Governor Pawlenty cancelled the work of the task force before it completed its work to report the "full dollar cost" of delivering state specified academic standards." Since the warning that Minnesota must provide the full dollar cost of meeting state specified academic standards, Minnesota has failed to deliver those specified standards. That too is a powerful argument that the reason is that failure to implement the Task Force recommendations has prevented the delivery of those standards. - The Pawlenty Task Force's work was subsequently finished by nationally recognized education costing experts. Those experts estimated that for the districts with the highest needs the full dollar per student cost "to achieve state specified academic standards" would exceed $23,000 (in 2005 dollars.) Since Governor Pawlenty halted the Task Force's work, no governor and no legislature has ever conducted a comprehensive study of the revenue and reforms required to deliver an adequate education to the students Minnesota is currently leaving behind.
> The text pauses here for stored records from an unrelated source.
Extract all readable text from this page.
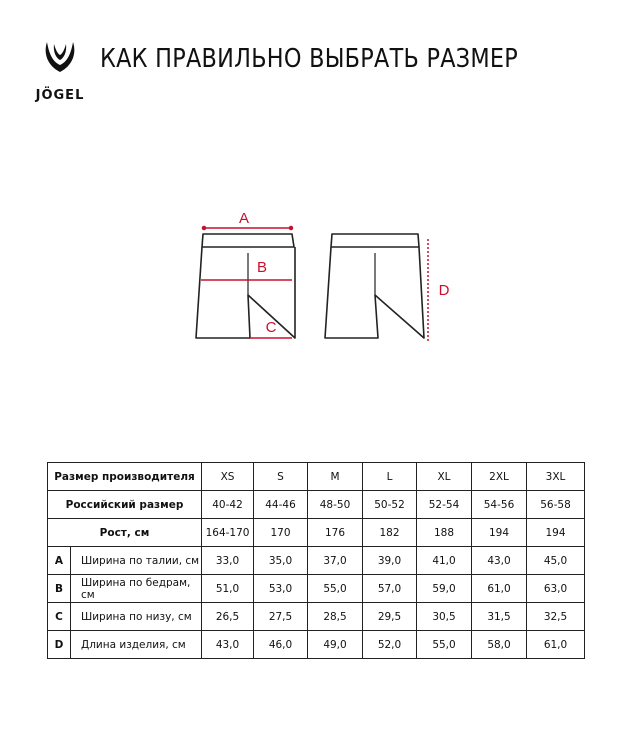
JÖGEL
КАК ПРАВИЛЬНО ВЫБРАТЬ РАЗМЕР
A
B
C
D
Размер производителя		XS	S	M	L	XL	2XL	3XL
Российский размер		40-42	44-46	48-50	50-52	52-54	54-56	56-58
Рост, см		164-170	170	176	182	188	194	194
A	Ширина по талии, см	33,0	35,0	37,0	39,0	41,0	43,0	45,0
B	Ширина по бедрам, см	51,0	53,0	55,0	57,0	59,0	61,0	63,0
C	Ширина по низу, см	26,5	27,5	28,5	29,5	30,5	31,5	32,5
D	Длина изделия, см	43,0	46,0	49,0	52,0	55,0	58,0	61,0
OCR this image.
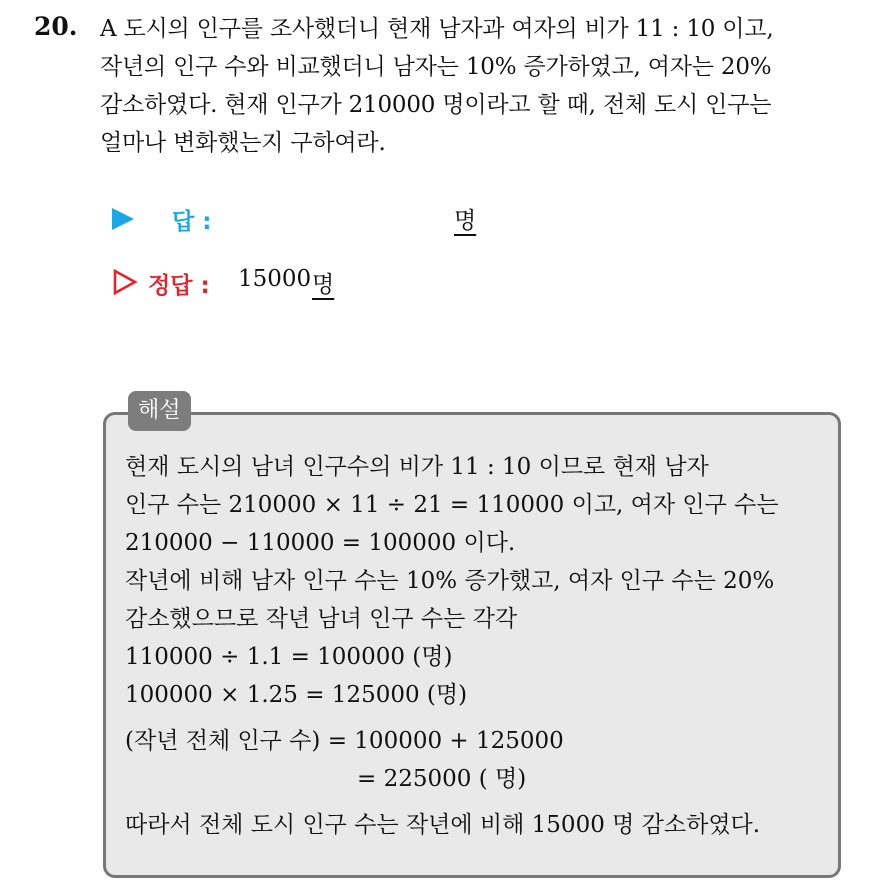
20. A 도시의 인구를 조사했더니 현재 남자과 여자의 비가 11 : 10 이고,
작년의 인구 수와 비교했더니 남자는 10% 증가하였고, 여자는 20%
감소하였다. 현재 인구가 210000 명이라고 할 때, 전체 도시 인구는
얼마나 변화했는지 구하여라.
답 :	명
정답 : 15000 명
해설
현재 도시의 남녀 인구수의 비가 11 : 10 이므로 현재 남자
인구 수는 210000 × 11 ÷ 21 = 110000 이고, 여자 인구 수는
210000 − 110000 = 100000 이다.
작년에 비해 남자 인구 수는 10% 증가했고, 여자 인구 수는 20%
감소했으므로 작년 남녀 인구 수는 각각
110000 ÷ 1.1 = 100000 (명)
100000 × 1.25 = 125000 (명)
(작년 전체 인구 수) = 100000 + 125000
= 225000 ( 명)
따라서 전체 도시 인구 수는 작년에 비해 15000 명 감소하였다.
This formula should take into account the added costs included with relevant characteristics of each student (e.g., disabilities, poverty, school readiness, English language learners, and student mobility).
Its time to try something different: bring some experts together who have actually worked in schools that provide an adequate education to the students Minnesota is now failing. Ask them what a successful school requires? Then reform the system so that we provide enough money for successful schools, but, by golly, require those schools to implement a system based on what has been proven to work.